Structures, called structs, are an alternate method for handling aggregate data in MATLAB. While cell arrays tend to be somewhat MATLAB-specific in their semantics, almost all programming languages support something nearly or exactly similar to structs. Structs allow you to store and reference data in named fields.

The easiest way to create a one-off structure is with the struct() function. This creates a structure with no fields, which can then be assigned to with "dot notation".

>> person = struct();
>> person.name = 'Alice Anyperson';
>> person.age  = 22;
>> person.zip  = 63103;
>> person.edu  = 'BS Computer Science';
>> person

person = 

  struct with fields:

    name: 'Alice Anyperson'
     age: 22
     zip: 63103
     edu: 'BS Computer Science'

Creating an array of structs is less intuitive than it could be. Extending our first struct into an array with an empty struct doesn't work exactly the way you'd hope (even though we could extend a scalar value into an array with a similar approach).

>> person(2) = struct()
Subscripted assignment between dissimilar structures.

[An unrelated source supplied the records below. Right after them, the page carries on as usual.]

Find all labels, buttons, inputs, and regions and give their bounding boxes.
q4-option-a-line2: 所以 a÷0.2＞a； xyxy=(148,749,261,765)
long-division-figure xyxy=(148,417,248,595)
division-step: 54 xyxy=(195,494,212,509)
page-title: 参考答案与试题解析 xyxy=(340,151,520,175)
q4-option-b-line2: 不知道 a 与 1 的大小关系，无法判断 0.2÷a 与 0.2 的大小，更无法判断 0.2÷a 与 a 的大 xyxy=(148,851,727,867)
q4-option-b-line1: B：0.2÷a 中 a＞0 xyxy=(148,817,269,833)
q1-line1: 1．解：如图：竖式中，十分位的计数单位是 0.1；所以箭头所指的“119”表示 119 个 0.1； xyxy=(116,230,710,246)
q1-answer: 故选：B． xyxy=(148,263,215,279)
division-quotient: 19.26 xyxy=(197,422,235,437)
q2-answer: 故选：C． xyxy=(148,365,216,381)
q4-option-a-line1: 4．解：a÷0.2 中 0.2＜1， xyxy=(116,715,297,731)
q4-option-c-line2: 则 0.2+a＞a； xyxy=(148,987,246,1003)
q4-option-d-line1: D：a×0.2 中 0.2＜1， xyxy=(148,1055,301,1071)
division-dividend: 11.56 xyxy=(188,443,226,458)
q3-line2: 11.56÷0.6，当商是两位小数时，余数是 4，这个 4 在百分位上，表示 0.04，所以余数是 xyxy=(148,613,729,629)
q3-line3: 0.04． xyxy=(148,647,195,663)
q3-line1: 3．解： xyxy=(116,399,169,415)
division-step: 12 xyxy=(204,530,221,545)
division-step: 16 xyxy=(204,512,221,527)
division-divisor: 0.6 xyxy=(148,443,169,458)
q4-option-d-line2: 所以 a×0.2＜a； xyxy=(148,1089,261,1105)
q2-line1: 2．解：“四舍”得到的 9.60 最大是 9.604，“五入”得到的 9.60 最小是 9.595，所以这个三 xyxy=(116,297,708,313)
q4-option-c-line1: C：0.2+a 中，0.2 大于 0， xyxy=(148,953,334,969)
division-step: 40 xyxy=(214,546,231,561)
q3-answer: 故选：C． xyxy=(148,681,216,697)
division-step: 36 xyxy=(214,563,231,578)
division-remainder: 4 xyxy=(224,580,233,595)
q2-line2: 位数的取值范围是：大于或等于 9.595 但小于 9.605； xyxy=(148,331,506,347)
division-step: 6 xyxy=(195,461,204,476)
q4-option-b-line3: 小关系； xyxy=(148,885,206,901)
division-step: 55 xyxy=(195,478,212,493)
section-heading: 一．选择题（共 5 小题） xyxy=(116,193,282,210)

This is because MATLAB only allows an array of structures with identical fields. The first element of the array has four fields: name, age, zip, and edu. However, the empty structure returned by struct() has no fields. The way to create the subsequent structures that we'd like is to simply access them with some field that exists in the first struct.

>> person(2).name = 'Bob Programmer';
>> person(3).age = 21;
>> person(4).edu = 'MS Mechanical Engineering'

person = 

  1×4 struct array with fields:

    name
    age
    zip
    edu

Note that the remaining fields of structs 2, 3, and 4 will be empty until they are assigned some value:

>> person(3)

ans = 

  struct with fields:

    name: []
     age: 21
     zip: []
     edu: []

At this point we can iterate over the array of structures as we would iterate over any array. (The below code will not work until the age field of each person is filled out.)

totalAge = 0;
totalPeople = length( person );

for i = 1:length( person )
    totalAge = totalAge + person(i).age;
end

averageAge = totalAge/totalPeople;

Structs may be easier to use in some situations as they are not tied to the cell data type. However, cell arrays are fundamentally arrays and as such may be easier in situations where vectorized operations or iteration can be used.